Détenir beaucoup d'animaux
ne fait pas forcément de vous un hoarder tant que vous pouvez
accueillir et soigner les animaux dans de bonnes conditions,
nécessaires à leur santé et à leur bien-être. Mais les adoptions
à outrance peuvent vite submerger les personnes les mieux
intentionnées du monde. Si les animaux sont les premières victimes,
les humains peuvent également être affectés : les possibilités de
contagion existent bel et bien et un hoarder peut aller
jusqu'à négliger sa famille pour ses animaux. Voici un exemple en
septembre 2008, en banlieue parisienne où les services de fourrières
sont appelés pour intervenir dans un domicile. L'alerte a été
donnée par les services sociaux car les enfants de la famille
n'étaient plus scolarisés depuis plusieurs jours.

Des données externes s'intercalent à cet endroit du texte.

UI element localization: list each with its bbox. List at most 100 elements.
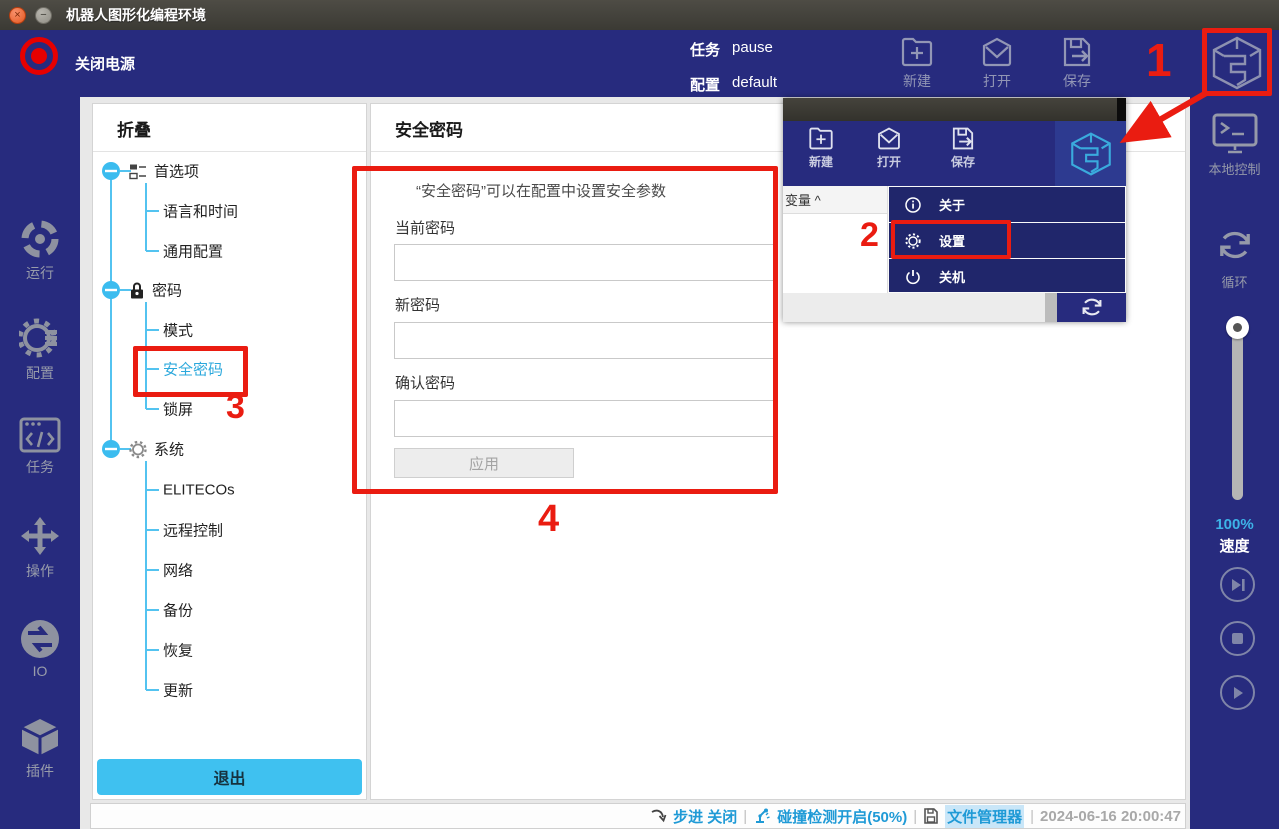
confirm-password-input[interactable] — [394, 400, 775, 437]
operate-move-icon — [19, 515, 61, 557]
clock: 2024-06-16 20:00:47 — [1040, 808, 1181, 825]
preferences-icon — [129, 163, 147, 179]
loop-icon — [1077, 293, 1107, 321]
open-icon — [876, 126, 902, 151]
speed-slider-thumb[interactable] — [1226, 316, 1249, 339]
sidebar-item-config[interactable]: 配置 — [0, 317, 80, 383]
save-label: 保存 — [1045, 71, 1109, 91]
confirm-password-label: 确认密码 — [395, 372, 455, 393]
settings-label: 设置 — [939, 231, 965, 250]
inset-new-button[interactable]: 新建 — [793, 126, 849, 170]
right-sidebar: 本地控制 循环 100% 速度 — [1190, 97, 1279, 829]
separator: | — [913, 808, 917, 825]
separator: | — [743, 808, 747, 825]
save-button[interactable]: 保存 — [1045, 36, 1109, 91]
step-status[interactable]: 步进 关闭 — [673, 806, 737, 827]
tree-node-password[interactable]: 密码 — [129, 280, 182, 301]
inset-open-button[interactable]: 打开 — [861, 126, 917, 170]
collision-status[interactable]: 碰撞检测开启(50%) — [777, 806, 907, 827]
inset-open-label: 打开 — [861, 153, 917, 170]
separator: | — [1030, 808, 1034, 825]
config-value: default — [732, 74, 777, 95]
menu-item-settings[interactable]: 设置 — [889, 223, 1125, 258]
sidebar-item-plugin[interactable]: 插件 — [0, 717, 80, 781]
task-value: pause — [732, 39, 773, 60]
tree-node-safety-password[interactable]: 安全密码 — [163, 359, 223, 380]
new-folder-icon — [808, 126, 834, 151]
task-code-icon — [19, 417, 61, 453]
inset-save-button[interactable]: 保存 — [935, 126, 991, 170]
apply-button[interactable]: 应用 — [394, 448, 574, 478]
tree-node-backup[interactable]: 备份 — [163, 600, 193, 621]
menu-item-about[interactable]: 关于 — [889, 187, 1125, 222]
new-password-input[interactable] — [394, 322, 775, 359]
slider-thumb-dot — [1233, 323, 1242, 332]
task-label: 任务 — [690, 39, 720, 60]
play-icon — [1231, 686, 1245, 700]
app-logo-icon-active — [1069, 131, 1113, 177]
power-icon — [905, 269, 921, 285]
inset-titlebar — [783, 98, 1126, 121]
exit-button[interactable]: 退出 — [97, 759, 362, 795]
os-titlebar: × − 机器人图形化编程环境 — [0, 0, 1279, 30]
play-button[interactable] — [1220, 675, 1255, 710]
tree-node-mode[interactable]: 模式 — [163, 320, 193, 341]
menu-item-shutdown[interactable]: 关机 — [889, 259, 1125, 294]
operate-label: 操作 — [0, 561, 80, 581]
plugin-cube-icon — [19, 717, 61, 757]
task-label: 任务 — [0, 457, 80, 477]
info-icon — [905, 197, 921, 213]
current-password-input[interactable] — [394, 244, 775, 281]
app-logo-icon[interactable] — [1210, 35, 1264, 91]
new-label: 新建 — [885, 71, 949, 91]
tree-node-update[interactable]: 更新 — [163, 680, 193, 701]
speed-slider-track[interactable] — [1232, 320, 1243, 500]
loop-button[interactable]: 循环 — [1190, 223, 1279, 291]
run-label: 运行 — [0, 263, 80, 283]
speed-label: 速度 — [1190, 535, 1279, 556]
menu-popup-inset: 新建 打开 保存 变量 ^ — [783, 98, 1126, 322]
plugin-label: 插件 — [0, 761, 80, 781]
settings-tree-panel: 折叠 首选项 语言和时间 通用配置 密码 模式 安全密码 锁屏 — [92, 103, 367, 800]
inset-save-label: 保存 — [935, 153, 991, 170]
open-icon — [980, 36, 1014, 68]
tree-node-elitecos[interactable]: ELITECOs — [163, 482, 235, 499]
tree-node-language-time[interactable]: 语言和时间 — [163, 201, 238, 222]
inset-new-label: 新建 — [793, 153, 849, 170]
tree-node-preferences[interactable]: 首选项 — [129, 161, 199, 182]
settings-gear-icon — [905, 233, 921, 249]
tree-node-general-config[interactable]: 通用配置 — [163, 241, 223, 262]
speed-value: 100% — [1190, 516, 1279, 533]
tree-node-lock-screen[interactable]: 锁屏 — [163, 399, 193, 420]
io-icon — [20, 619, 60, 659]
sidebar-item-operate[interactable]: 操作 — [0, 515, 80, 581]
file-manager-button[interactable]: 文件管理器 — [945, 805, 1024, 828]
new-password-label: 新密码 — [395, 294, 440, 315]
local-control-button[interactable]: 本地控制 — [1190, 112, 1279, 178]
preferences-label: 首选项 — [154, 161, 199, 182]
save-icon — [1060, 36, 1094, 68]
local-control-icon — [1211, 112, 1259, 154]
sidebar-item-io[interactable]: IO — [0, 619, 80, 679]
tree-node-system[interactable]: 系统 — [129, 439, 184, 460]
window-close-button[interactable]: × — [9, 7, 26, 24]
inset-variables-panel-header: 变量 ^ — [783, 186, 888, 214]
status-bar: 步进 关闭 | 碰撞检测开启(50%) | 文件管理器 | 2024-06-16… — [90, 803, 1186, 829]
stop-button[interactable] — [1220, 621, 1255, 656]
window-minimize-button[interactable]: − — [35, 7, 52, 24]
local-control-label: 本地控制 — [1190, 159, 1279, 178]
step-forward-button[interactable] — [1220, 567, 1255, 602]
new-button[interactable]: 新建 — [885, 36, 949, 91]
tree-node-restore[interactable]: 恢复 — [163, 640, 193, 661]
inset-logo-cell[interactable] — [1055, 121, 1126, 186]
config-gear-icon — [19, 317, 61, 359]
safety-password-description: “安全密码”可以在配置中设置安全参数 — [416, 180, 666, 201]
power-off-button[interactable] — [20, 37, 58, 75]
open-button[interactable]: 打开 — [965, 36, 1029, 91]
sidebar-item-run[interactable]: 运行 — [0, 219, 80, 283]
config-label: 配置 — [690, 74, 720, 95]
tree-node-network[interactable]: 网络 — [163, 560, 193, 581]
inset-header: 新建 打开 保存 — [783, 121, 1126, 186]
sidebar-item-task[interactable]: 任务 — [0, 417, 80, 477]
tree-node-remote-control[interactable]: 远程控制 — [163, 520, 223, 541]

En pénétrant
dans les lieux, ils ont été assaillis par des odeurs
pestilentielles et ont trouvé trente chiens de petites tailles
entassés dans le salon, probablement pas sortis depuis plusieurs
mois (plusieurs années ?), les déjections jonchant le sol, des
cadavres de chiens dans les coins et deux enfants de huit et dix ans,
eux-mêmes couverts de déjection et dans un état sanitaire
déplorable... Les enfants ont été confiés aux services sociaux et
les animaux à la SPA, en vue de leur réadoption après une période
d'éducation plus que nécessaire. Tel a été également le cas
d'une mère et de sa fille qui se sont retrouvées avec plus de cent
chiens dans leur maison. Ces personnes qui, au départ, ne
possédaient que quelques femelles et mâles n'avaient pas stérilisé
leurs animaux faute de moyens financiers. Ces animaux se sont
reproduits et elles ont accueilli toutes les portées. En dix ans
elles sont passées de moins de cinq chiens à plus de cent. La SPA
avait alerté la Direction des services vétérinaires (DSV)
plusieurs années auparavant lorsque la famille ne possédait que
quelques dizaines d'animaux, sans résultat. En revanche, en 2008, la
DSV a su faire appel à la SPA pour récupérer, en urgence bien sûr,
la centaine d'animaux présents. »
Caroline
Lanty
Caroline
Lanty, avocate au Barreau de Paris, a été présidente nationale de
la Société protectrice des animaux de 2006 à 2008. Dans son livre,
« Le Scandale de l'animal business », elle souhaite
sensibiliser et interpeller l'opinion publique pour dénoncer le
commerce des animaux de compagnie, trop souvent relégué au rang de
l'anecdote et du fait divers.
Le
Scandale de l'animal business
Le
regard attendrissant des chiots et chatons parqués dans les vitrines
d'animaleries cache souvent une réalité sordide. Celle d'un trafic
d'animaux cruel mais très lucratif.
Ce
commerce échappe à tout contrôle douanier, sanitaire ou économique
et alimente une demande croissante, irresponsable, d'animaux de
compagnie devenus animaux objets. Sait-on que ce trafic, de chats et
de chiens principalement, est souvent organisé par des filières
mafieuses d'Europe de l'Est ? Mais pas seulement... De nombreux
élevages en France le pratiquent également. A-t-on idée des sommes
que génère ce marché et dans quelles conditions ces animaux
marchandises sont élevés, transportés et vendus ?
Face
à la passivité des pouvoirs publics, la SPA a dû prendre les
devants et créer une cellule de choc, la Cellule anti-trafic,
destinée à lutter en France et en Europe contre les trafiquants
d'animaux. Mais elle a besoin d'un soutien juridique et pénal,
aujourd'hui inefficace, voire inexistant, pour convaincre gendarmes,
policiers, et surtout le ministère de l'Agriculture et la Direction
des services vétérinaires de la nécessité d'agir.
Ce
livre fait la lumière sur des pratiques intolérables passées sous
silence. II dénonce également l'ineptie des lois sur les chiens
dits dangereux et montre toute l'urgence de mesures protectrices des
animaux, paradoxalement menacés par l'amour que nous leur portons.